1 kwietnia
Obserwatoria LIGO (Laser Interferometer Gravitational-Wave Observatory) i Virgo służą do wykrywania fal grawitacyjnych. Pierwszy łączy dwa kompleksy zlokalizowane w Stanach Zjednoczonych w Livingston (Luizjana) i Hanford (Waszyngton). Z kolei detektor Virgo znajduje się w Europejskim Obserwatorium Grawitacyjnym (EGO).
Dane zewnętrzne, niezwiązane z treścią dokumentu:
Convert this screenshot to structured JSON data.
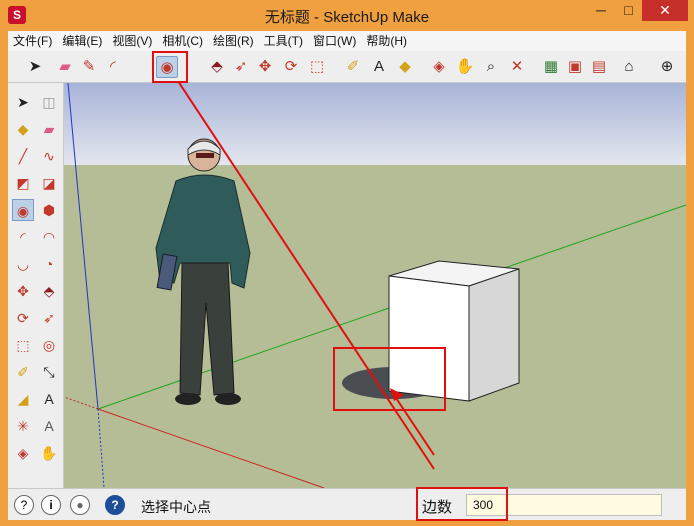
{
  "window": {
    "title": "无标题 - SketchUp Make",
    "app_icon_glyph": "S",
    "minimize_glyph": "─",
    "maximize_glyph": "□",
    "close_glyph": "✕"
  },
  "menubar": {
    "items": [
      "文件(F)",
      "编辑(E)",
      "视图(V)",
      "相机(C)",
      "绘图(R)",
      "工具(T)",
      "窗口(W)",
      "帮助(H)"
    ]
  },
  "toolbar": {
    "icons": [
      {
        "name": "select-icon",
        "glyph": "➤",
        "color": "#222"
      },
      {
        "name": "eraser-icon",
        "glyph": "▰",
        "color": "#e05a8a"
      },
      {
        "name": "pencil-icon",
        "glyph": "✎",
        "color": "#c0392b"
      },
      {
        "name": "arc-icon",
        "glyph": "◜",
        "color": "#c0392b"
      },
      {
        "name": "circle-icon",
        "glyph": "◉",
        "color": "#c0392b"
      },
      {
        "name": "push-pull-icon",
        "glyph": "⬘",
        "color": "#8b1e1e"
      },
      {
        "name": "follow-me-icon",
        "glyph": "➶",
        "color": "#c0392b"
      },
      {
        "name": "move-icon",
        "glyph": "✥",
        "color": "#c0392b"
      },
      {
        "name": "rotate-icon",
        "glyph": "⟳",
        "color": "#c0392b"
      },
      {
        "name": "scale-icon",
        "glyph": "⬚",
        "color": "#c0392b"
      },
      {
        "name": "tape-measure-icon",
        "glyph": "✐",
        "color": "#d4a017"
      },
      {
        "name": "text-icon",
        "glyph": "A",
        "color": "#222"
      },
      {
        "name": "paint-bucket-icon",
        "glyph": "◆",
        "color": "#d4a017"
      },
      {
        "name": "orbit-icon",
        "glyph": "◈",
        "color": "#c0392b"
      },
      {
        "name": "pan-icon",
        "glyph": "✋",
        "color": "#555"
      },
      {
        "name": "zoom-icon",
        "glyph": "⌕",
        "color": "#222"
      },
      {
        "name": "zoom-extents-icon",
        "glyph": "✕",
        "color": "#c0392b"
      },
      {
        "name": "add-location-icon",
        "glyph": "▦",
        "color": "#2e7d32"
      },
      {
        "name": "components-icon",
        "glyph": "▣",
        "color": "#c0392b"
      },
      {
        "name": "warehouse-icon",
        "glyph": "▤",
        "color": "#c0392b"
      },
      {
        "name": "house-icon",
        "glyph": "⌂",
        "color": "#222"
      },
      {
        "name": "crosshair-icon",
        "glyph": "⊕",
        "color": "#222"
      }
    ]
  },
  "sidebar": {
    "icons": [
      {
        "name": "select-icon",
        "glyph": "➤",
        "color": "#222"
      },
      {
        "name": "make-component-icon",
        "glyph": "◫",
        "color": "#999"
      },
      {
        "name": "paint-bucket-icon",
        "glyph": "◆",
        "color": "#d4a017"
      },
      {
        "name": "eraser-icon",
        "glyph": "▰",
        "color": "#e05a8a"
      },
      {
        "name": "line-icon",
        "glyph": "╱",
        "color": "#c0392b"
      },
      {
        "name": "freehand-icon",
        "glyph": "∿",
        "color": "#c0392b"
      },
      {
        "name": "rectangle-icon",
        "glyph": "◩",
        "color": "#c0392b"
      },
      {
        "name": "rotated-rectangle-icon",
        "glyph": "◪",
        "color": "#c0392b"
      },
      {
        "name": "circle-icon",
        "glyph": "◉",
        "color": "#c0392b"
      },
      {
        "name": "polygon-icon",
        "glyph": "⬢",
        "color": "#c0392b"
      },
      {
        "name": "arc-icon",
        "glyph": "◜",
        "color": "#c0392b"
      },
      {
        "name": "two-point-arc-icon",
        "glyph": "◠",
        "color": "#c0392b"
      },
      {
        "name": "three-point-arc-icon",
        "glyph": "◡",
        "color": "#c0392b"
      },
      {
        "name": "pie-icon",
        "glyph": "◔",
        "color": "#c0392b"
      },
      {
        "name": "move-icon",
        "glyph": "✥",
        "color": "#c0392b"
      },
      {
        "name": "push-pull-icon",
        "glyph": "⬘",
        "color": "#8b1e1e"
      },
      {
        "name": "rotate-icon",
        "glyph": "⟳",
        "color": "#c0392b"
      },
      {
        "name": "follow-me-icon",
        "glyph": "➶",
        "color": "#c0392b"
      },
      {
        "name": "scale-icon",
        "glyph": "⬚",
        "color": "#c0392b"
      },
      {
        "name": "offset-icon",
        "glyph": "◎",
        "color": "#c0392b"
      },
      {
        "name": "tape-measure-icon",
        "glyph": "✐",
        "color": "#d4a017"
      },
      {
        "name": "dimension-icon",
        "glyph": "⤡",
        "color": "#222"
      },
      {
        "name": "protractor-icon",
        "glyph": "◢",
        "color": "#d4a017"
      },
      {
        "name": "text-icon",
        "glyph": "A",
        "color": "#222"
      },
      {
        "name": "axes-icon",
        "glyph": "✳",
        "color": "#c0392b"
      },
      {
        "name": "3d-text-icon",
        "glyph": "A",
        "color": "#555"
      },
      {
        "name": "orbit-icon",
        "glyph": "◈",
        "color": "#c0392b"
      },
      {
        "name": "pan-icon",
        "glyph": "✋",
        "color": "#555"
      }
    ]
  },
  "statusbar": {
    "geolocation_icon": "?",
    "credits_icon": "i",
    "user_icon": "●",
    "help_icon": "?",
    "status_text": "选择中心点",
    "vcb_label": "边数",
    "vcb_value": "300"
  },
  "colors": {
    "sky_top": "#a8b4d8",
    "sky_bottom": "#dfe3ee",
    "ground": "#b5bd96",
    "annotation_red": "#e01010"
  }
}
Poinformowano więc, że pod koniec kwietnia udało się zarejestrować jednocześnie dwa sygnały grawitacyjne. Pierwszy zarejestrowano 25 kwietnia. Jego źródłem, według wstępnych danych, była kosmiczna katastrofa - połączenie dwóch gwiazd neutronowych. Masy takich obiektów są porównywalne z masą Słońca, ale promień wynosi zaledwie 10–20 kilometrów. Źródło sygnału znajdowało się w odległości około 500 milionów lat świetlnych od nas.
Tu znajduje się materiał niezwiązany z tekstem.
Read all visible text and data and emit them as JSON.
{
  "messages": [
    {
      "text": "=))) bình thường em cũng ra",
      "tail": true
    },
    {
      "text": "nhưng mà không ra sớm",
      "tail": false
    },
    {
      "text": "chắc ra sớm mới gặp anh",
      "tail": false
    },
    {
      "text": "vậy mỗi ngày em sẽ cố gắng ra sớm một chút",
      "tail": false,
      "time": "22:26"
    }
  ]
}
Drugie zdarzenie zostało zarejestrowane 26 kwietnia. Naukowcy uważają, że tym razem fale grawitacyjne narodziły się w wyniku zderzenia gwiazdy neutronowej i czarnej dziury w odległości 1,2 miliarda lat świetlnych od Ziemi.
Warto zauważyć, że pierwsze wykrycie fal grawitacyjnych zostało ogłoszone 11 lutego 2016 r. – ich źródłem było połączenie dwóch czarnych dziur. A w 2017 roku naukowcy po raz pierwszy zaobserwowali fale grawitacyjne z połączenia dwóch gwiazd neutronowych.